Vatican City politics make ordinary elections look tame by Richard Jones

A look at Conclave (PG)

With the death of an ailing Pope the in-house politics of jostling Roman Catholic Cardinals in this movie make ordinary politics look very tame.

This film starts with bedroom scenes of the dying Pope with the world’s leading Cardinals clustered around his bed.

The dead Pope’s body is wrapped up, placed on a trolley and taken by ambulance to the holy morgue.

And so the world needs a new Roman Catholic church leader.

Dean of the meetings of the world’s RC leaders is Cardinal Thomas Lawrence (Ralph Fiennes) who’s tasked with organising a Conclave of his peers to nominate – and eventually name – the next Pope.

There’s various factions among the Conclave. Of course there are ultra-Conservatives headed up by Cardinal Tedesco (Sergio Castelliti), moderates led by Cardinal Tremblay (John Lithgow) and even the left-leaning group with Cardinal Bellini (Stanley Tucci) at the forefront.

Whilst all these pre-Conclave groupings and sects meet to discuss the candidate they’ll vote for we’re introduced to a relative newcomer: Cardinal Benitez (Carlos Dietz) from Afghanistan.

He’d been conscripted, in secret, by the late Pope to serve his Catholic community in the arch-diocese of Kabul.

The Pope’s intervention and eventual nomination of Benitez as a Cardinal seems to have saved his life.

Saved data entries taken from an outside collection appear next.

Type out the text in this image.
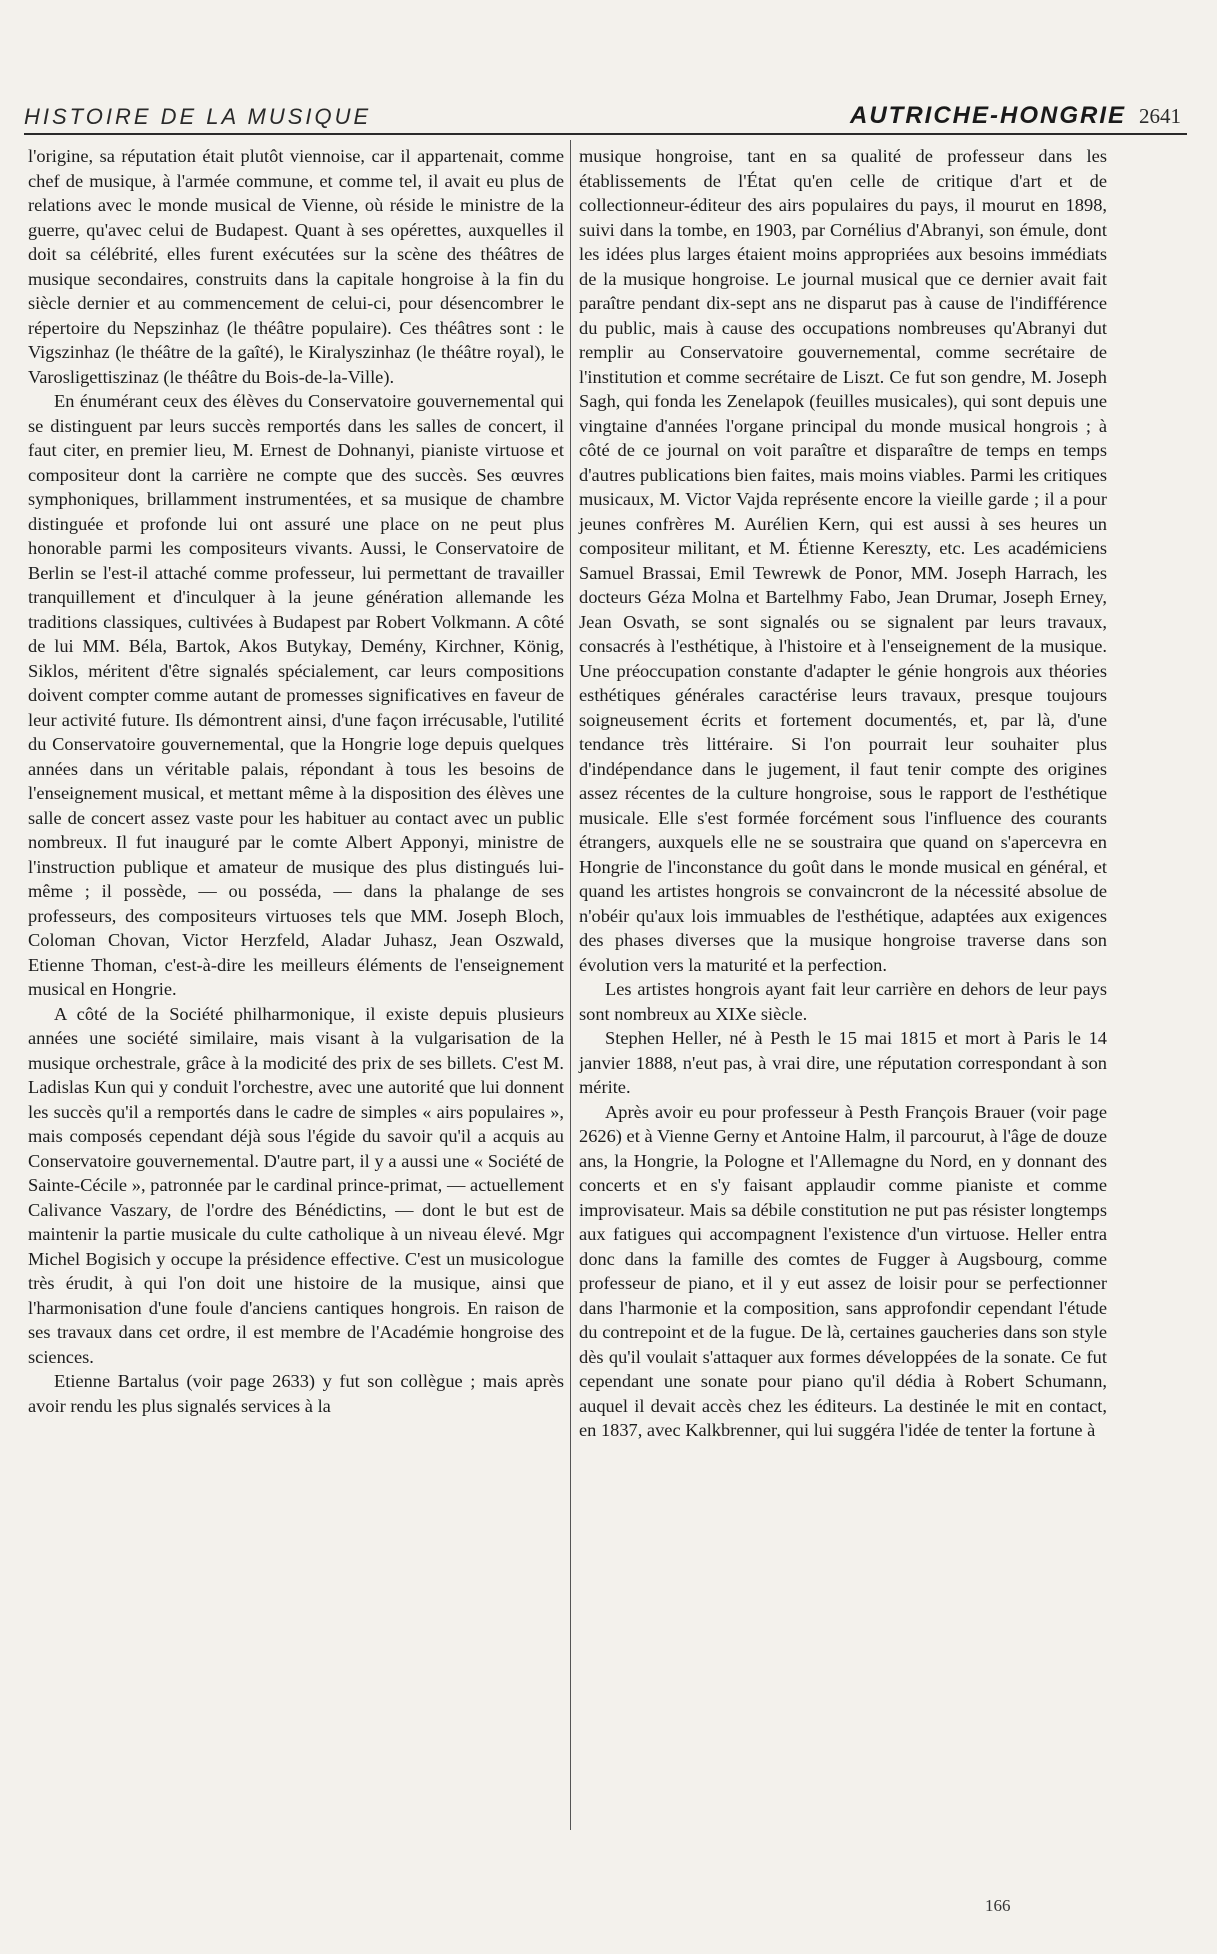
HISTOIRE DE LA MUSIQUE	AUTRICHE-HONGRIE 2641

l'origine, sa réputation était plutôt viennoise, car il appartenait, comme chef de musique, à l'armée commune, et comme tel, il avait eu plus de relations avec le monde musical de Vienne, où réside le ministre de la guerre, qu'avec celui de Budapest. Quant à ses opérettes, auxquelles il doit sa célébrité, elles furent exécutées sur la scène des théâtres de musique secondaires, construits dans la capitale hongroise à la fin du siècle dernier et au commencement de celui-ci, pour désencombrer le répertoire du Nepszinhaz (le théâtre populaire). Ces théâtres sont : le Vigszinhaz (le théâtre de la gaîté), le Kiralyszinhaz (le théâtre royal), le Varosligettiszinaz (le théâtre du Bois-de-la-Ville).

En énumérant ceux des élèves du Conservatoire gouvernemental qui se distinguent par leurs succès remportés dans les salles de concert, il faut citer, en premier lieu, M. Ernest de Dohnanyi, pianiste virtuose et compositeur dont la carrière ne compte que des succès. Ses œuvres symphoniques, brillamment instrumentées, et sa musique de chambre distinguée et profonde lui ont assuré une place on ne peut plus honorable parmi les compositeurs vivants. Aussi, le Conservatoire de Berlin se l'est-il attaché comme professeur, lui permettant de travailler tranquillement et d'inculquer à la jeune génération allemande les traditions classiques, cultivées à Budapest par Robert Volkmann. A côté de lui MM. Béla, Bartok, Akos Butykay, Demény, Kirchner, König, Siklos, méritent d'être signalés spécialement, car leurs compositions doivent compter comme autant de promesses significatives en faveur de leur activité future. Ils démontrent ainsi, d'une façon irrécusable, l'utilité du Conservatoire gouvernemental, que la Hongrie loge depuis quelques années dans un véritable palais, répondant à tous les besoins de l'enseignement musical, et mettant même à la disposition des élèves une salle de concert assez vaste pour les habituer au contact avec un public nombreux. Il fut inauguré par le comte Albert Apponyi, ministre de l'instruction publique et amateur de musique des plus distingués lui-même ; il possède, — ou posséda, — dans la phalange de ses professeurs, des compositeurs virtuoses tels que MM. Joseph Bloch, Coloman Chovan, Victor Herzfeld, Aladar Juhasz, Jean Oszwald, Etienne Thoman, c'est-à-dire les meilleurs éléments de l'enseignement musical en Hongrie.

A côté de la Société philharmonique, il existe depuis plusieurs années une société similaire, mais visant à la vulgarisation de la musique orchestrale, grâce à la modicité des prix de ses billets. C'est M. Ladislas Kun qui y conduit l'orchestre, avec une autorité que lui donnent les succès qu'il a remportés dans le cadre de simples « airs populaires », mais composés cependant déjà sous l'égide du savoir qu'il a acquis au Conservatoire gouvernemental. D'autre part, il y a aussi une « Société de Sainte-Cécile », patronnée par le cardinal prince-primat, — actuellement Calivance Vaszary, de l'ordre des Bénédictins, — dont le but est de maintenir la partie musicale du culte catholique à un niveau élevé. Mgr Michel Bogisich y occupe la présidence effective. C'est un musicologue très érudit, à qui l'on doit une histoire de la musique, ainsi que l'harmonisation d'une foule d'anciens cantiques hongrois. En raison de ses travaux dans cet ordre, il est membre de l'Académie hongroise des sciences.

Etienne Bartalus (voir page 2633) y fut son collègue ; mais après avoir rendu les plus signalés services à la

musique hongroise, tant en sa qualité de professeur dans les établissements de l'État qu'en celle de critique d'art et de collectionneur-éditeur des airs populaires du pays, il mourut en 1898, suivi dans la tombe, en 1903, par Cornélius d'Abranyi, son émule, dont les idées plus larges étaient moins appropriées aux besoins immédiats de la musique hongroise. Le journal musical que ce dernier avait fait paraître pendant dix-sept ans ne disparut pas à cause de l'indifférence du public, mais à cause des occupations nombreuses qu'Abranyi dut remplir au Conservatoire gouvernemental, comme secrétaire de l'institution et comme secrétaire de Liszt. Ce fut son gendre, M. Joseph Sagh, qui fonda les Zenelapok (feuilles musicales), qui sont depuis une vingtaine d'années l'organe principal du monde musical hongrois ; à côté de ce journal on voit paraître et disparaître de temps en temps d'autres publications bien faites, mais moins viables. Parmi les critiques musicaux, M. Victor Vajda représente encore la vieille garde ; il a pour jeunes confrères M. Aurélien Kern, qui est aussi à ses heures un compositeur militant, et M. Étienne Kereszty, etc. Les académiciens Samuel Brassai, Emil Tewrewk de Ponor, MM. Joseph Harrach, les docteurs Géza Molna et Bartelhmy Fabo, Jean Drumar, Joseph Erney, Jean Osvath, se sont signalés ou se signalent par leurs travaux, consacrés à l'esthétique, à l'histoire et à l'enseignement de la musique. Une préoccupation constante d'adapter le génie hongrois aux théories esthétiques générales caractérise leurs travaux, presque toujours soigneusement écrits et fortement documentés, et, par là, d'une tendance très littéraire. Si l'on pourrait leur souhaiter plus d'indépendance dans le jugement, il faut tenir compte des origines assez récentes de la culture hongroise, sous le rapport de l'esthétique musicale. Elle s'est formée forcément sous l'influence des courants étrangers, auxquels elle ne se soustraira que quand on s'apercevra en Hongrie de l'inconstance du goût dans le monde musical en général, et quand les artistes hongrois se convaincront de la nécessité absolue de n'obéir qu'aux lois immuables de l'esthétique, adaptées aux exigences des phases diverses que la musique hongroise traverse dans son évolution vers la maturité et la perfection.

Les artistes hongrois ayant fait leur carrière en dehors de leur pays sont nombreux au XIXe siècle.

Stephen Heller, né à Pesth le 15 mai 1815 et mort à Paris le 14 janvier 1888, n'eut pas, à vrai dire, une réputation correspondant à son mérite.

Après avoir eu pour professeur à Pesth François Brauer (voir page 2626) et à Vienne Gerny et Antoine Halm, il parcourut, à l'âge de douze ans, la Hongrie, la Pologne et l'Allemagne du Nord, en y donnant des concerts et en s'y faisant applaudir comme pianiste et comme improvisateur. Mais sa débile constitution ne put pas résister longtemps aux fatigues qui accompagnent l'existence d'un virtuose. Heller entra donc dans la famille des comtes de Fugger à Augsbourg, comme professeur de piano, et il y eut assez de loisir pour se perfectionner dans l'harmonie et la composition, sans approfondir cependant l'étude du contrepoint et de la fugue. De là, certaines gaucheries dans son style dès qu'il voulait s'attaquer aux formes développées de la sonate. Ce fut cependant une sonate pour piano qu'il dédia à Robert Schumann, auquel il devait accès chez les éditeurs. La destinée le mit en contact, en 1837, avec Kalkbrenner, qui lui suggéra l'idée de tenter la fortune à

166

And so the seemingly endless vote casting sessions of the Conclave get under way. Not one Cardinal receives a sufficient two-thirds majority vote to become the next Pope.

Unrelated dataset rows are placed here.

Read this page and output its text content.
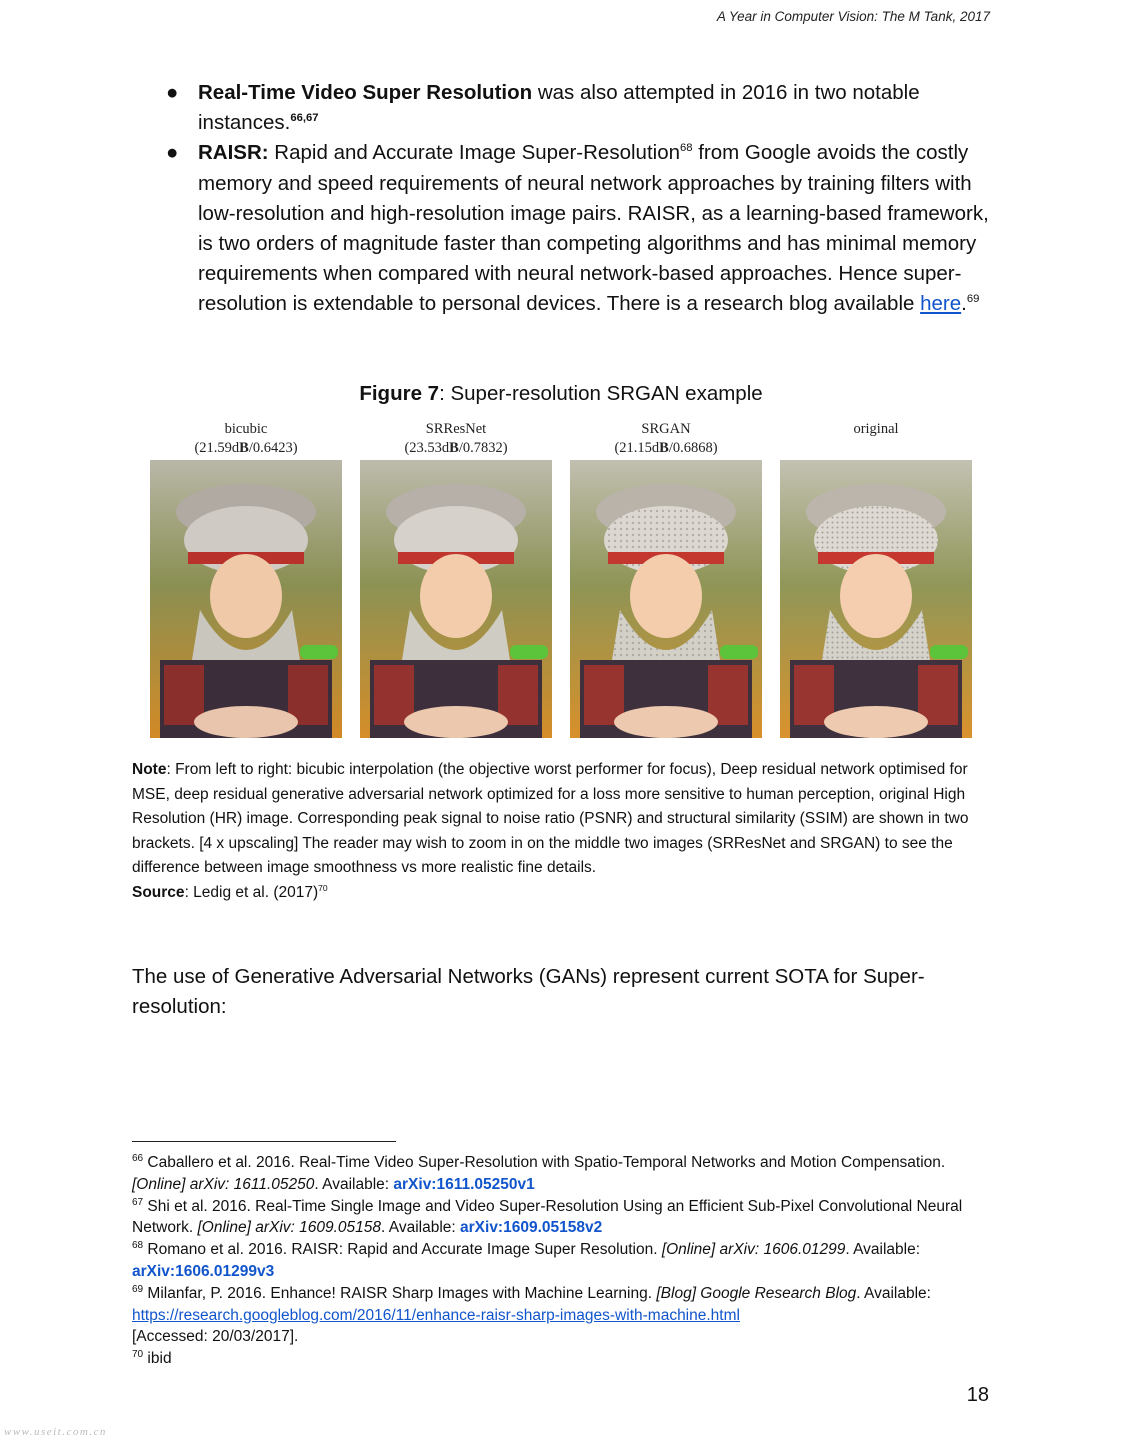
A Year in Computer Vision: The M Tank, 2017
● Real-Time Video Super Resolution was also attempted in 2016 in two notable instances.$^{66,67}$
● RAISR: Rapid and Accurate Image Super-Resolution$^{68}$ from Google avoids the costly memory and speed requirements of neural network approaches by training filters with low-resolution and high-resolution image pairs. RAISR, as a learning-based framework, is two orders of magnitude faster than competing algorithms and has minimal memory requirements when compared with neural network-based approaches. Hence super-resolution is extendable to personal devices. There is a research blog available here.$^{69}$
Figure 7: Super-resolution SRGAN example
bicubic
(21.59dB/0.6423)
SRResNet
(23.53dB/0.7832)
SRGAN
(21.15dB/0.6868)
original
Note: From left to right: bicubic interpolation (the objective worst performer for focus), Deep residual network optimised for MSE, deep residual generative adversarial network optimized for a loss more sensitive to human perception, original High Resolution (HR) image. Corresponding peak signal to noise ratio (PSNR) and structural similarity (SSIM) are shown in two brackets. [4 x upscaling] The reader may wish to zoom in on the middle two images (SRResNet and SRGAN) to see the difference between image smoothness vs more realistic fine details.
Source: Ledig et al. $(2017)^{70}$
The use of Generative Adversarial Networks (GANs) represent current SOTA for Super-resolution:
$^{66}$ Caballero et al. 2016. Real-Time Video Super-Resolution with Spatio-Temporal Networks and Motion Compensation. [Online] arXiv: 1611.05250. Available: arXiv:1611.05250v1
$^{67}$ Shi et al. 2016. Real-Time Single Image and Video Super-Resolution Using an Efficient Sub-Pixel Convolutional Neural Network. [Online] arXiv: 1609.05158. Available: arXiv:1609.05158v2
$^{68}$ Romano et al. 2016. RAISR: Rapid and Accurate Image Super Resolution. [Online] arXiv: 1606.01299. Available: arXiv:1606.01299v3
$^{69}$ Milanfar, P. 2016. Enhance! RAISR Sharp Images with Machine Learning. [Blog] Google Research Blog. Available: https://research.googleblog.com/2016/11/enhance-raisr-sharp-images-with-machine.html
[Accessed: 20/03/2017].
$^{70}$ ibid
18
www.useit.com.cn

And so black smoke curls up the main Vatican chimney to alert the waiting crowd in St. Peter’s Square that no one has been elected yet.

They’re all waiting for the famous cloud of white smoke.

We see a succession of behind-the-scenes impromptu meetings of various Cardinals – in individual bedrooms off the main corridor, out the back of the big kitchen at the main dining room and even in comparatively open view among the Vatican’s cloisters.

The magic two-thirds majority at the Conclave seems a long way off.

Eventually we come to the concluding few minutes. The film’s final twist may seem a little far-fetched, but it’s unforgettable and probably caught all we regular cinema goers off guard and quite unprepared as the newly-elected Pope is revealed.

Three-and-a-half stars. The running time of two hours is perhaps a tad too long but the ending is superb.